Emerging treatments

Tau-directed therapies

Frontotemporal dementia (FTD) syndromes that have a predominantly tau pathology are attractive for testing tau-directed therapeutics.[206] These include: tau aggregation inhibitors (e.g., leuco-methylthioninium); blockers of tau modification (e.g., tau acetylation inhibitors); vaccines against tau aggregation; and microtubule stabilizers (e.g., paclitaxel; patients with FTD present microtubule destabilization as a result of a compromised tau binding to these structures).[207][208][209][210]​ Although tau-directed therapies are still in very early stages of investigation, the diversity of research in this area offers hope to this currently limited field. Some tau-directed therapeutic strategies undergoing phase 3 clinical trials include small molecules, therapeutic antibodies such as donanemab, lecanemab, remternetug, and gantenerumab, and agents that target synaptic compartments.[211]

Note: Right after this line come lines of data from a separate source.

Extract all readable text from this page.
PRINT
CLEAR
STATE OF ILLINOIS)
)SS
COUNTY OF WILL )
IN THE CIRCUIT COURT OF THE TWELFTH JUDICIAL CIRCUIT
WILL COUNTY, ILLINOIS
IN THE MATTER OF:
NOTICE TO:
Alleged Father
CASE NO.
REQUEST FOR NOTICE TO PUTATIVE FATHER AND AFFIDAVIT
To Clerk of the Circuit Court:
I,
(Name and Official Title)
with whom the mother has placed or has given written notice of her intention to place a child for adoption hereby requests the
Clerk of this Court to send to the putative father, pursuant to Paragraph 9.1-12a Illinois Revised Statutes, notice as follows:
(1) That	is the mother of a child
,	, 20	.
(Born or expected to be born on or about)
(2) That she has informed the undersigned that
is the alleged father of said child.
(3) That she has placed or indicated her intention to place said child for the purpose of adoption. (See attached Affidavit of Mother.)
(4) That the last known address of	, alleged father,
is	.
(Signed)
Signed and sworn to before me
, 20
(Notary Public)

Therapies for patients with FTD associated with identified mutations

The progranulin stimulator amiodarone has been investigated as a possible therapy for patients with FTD who have a mutation in the GRN gene.[212] The gene therapy AVB-101 to treat disease progression in patients with FTD with GRN gene mutations has been granted orphan drug designation and is being assessed for efficacy in clinical trials.[213]​ Newer treatments in development for GRN mutations include the use of adeno-associated viral vector therapies, recombinant progranulin protein replacement, antibody delivery of progranulin to the brain, and the use of monoclonal antibodies targeting sortilin, a protein involved in progranulin degradation, to investigate the effect of increased progranulin concentration on patients with GRN mutations.[162]​ Another suggested approach is the use of antisense oligonucleotides for patients with FTD with repeat expansions in the C9orf72 gene.[214] These possible treatments are still in very early stages of investigation.

Neflamapimod

There is preliminary evidence that neflamapimod, an investigational small molecule drug which targets the protein kinase p38 MAPK, may improve outcomes for patients with dementia with Lewy bodies.[215]​ It has been granted orphan drug designation in the US for the treatment of FTD, and investigations are ongoing.

Treatments for behavioral and psychologic symptoms of dementia

There is preliminary evidence that the voltage-gated calcium-channel blockers gabapentin and pregabalin may be effective for treating aggression in patients with dementia, but in the absence of randomized controlled trials no firm conclusions can be drawn.[216]​ Initial studies suggest apathy in FTD may respond to agomelatine.[217]​ One small phase 2 randomized controlled trial has shown some benefit in using intermittent intranasal oxytocin to reduce apathy in patients with FTD, and appears to be safe and well tolerated.[218]​ Another small study noted a trend towards reduced apathy in FTD when patients were treated with trazodone.[219]​ Dextroamphetamine showed limited improvement in apathy in behavioral variant FTD (bvFTD). Studies with quetiapine and melatonin did not show improvement.[189]​ There is limited evidence that apathy may respond to selective serotonin-reuptake inhibitors (SSRIs). Studies have shown variable clinical efficacy for treating disinhibition with SSRIs. In one meta-analysis, SSRIs were associated with improvements in disinhibition.[220]​ Overall, the quality of evidence remains weak for the use of SSRIs to treat disinhibition. Anecdotal evidence on the use of aripiprazole in disinhibition suggests modest improvement. Similarly, disinhibition has shown some response to lithium. One placebo-controlled study with trazodone improved eating abnormalities, irritability, agitation, and depressive symptoms. However, trazodone did not improve disinhibition.[219]​ There is limited evidence for the treatment of compulsive behaviors in bvFTD. SSRIs and tricyclic antidepressants show limited response.[135][150][189]​​[221]​​​​​ SSRIs and tricyclic antidepressants may be useful in controlling pseudobulbar affect behaviors but the evidence for their use in patients with parkinsonian disorders is lacking.[199]​ One small study showed anodal transcranial direct current (tDCS) applied bilaterally over the frontotemporal cortex for 20 minutes may improve neuropsychiatric symptoms in FTD patients immediately after tDCS treatment.[222] ​These findings need replication.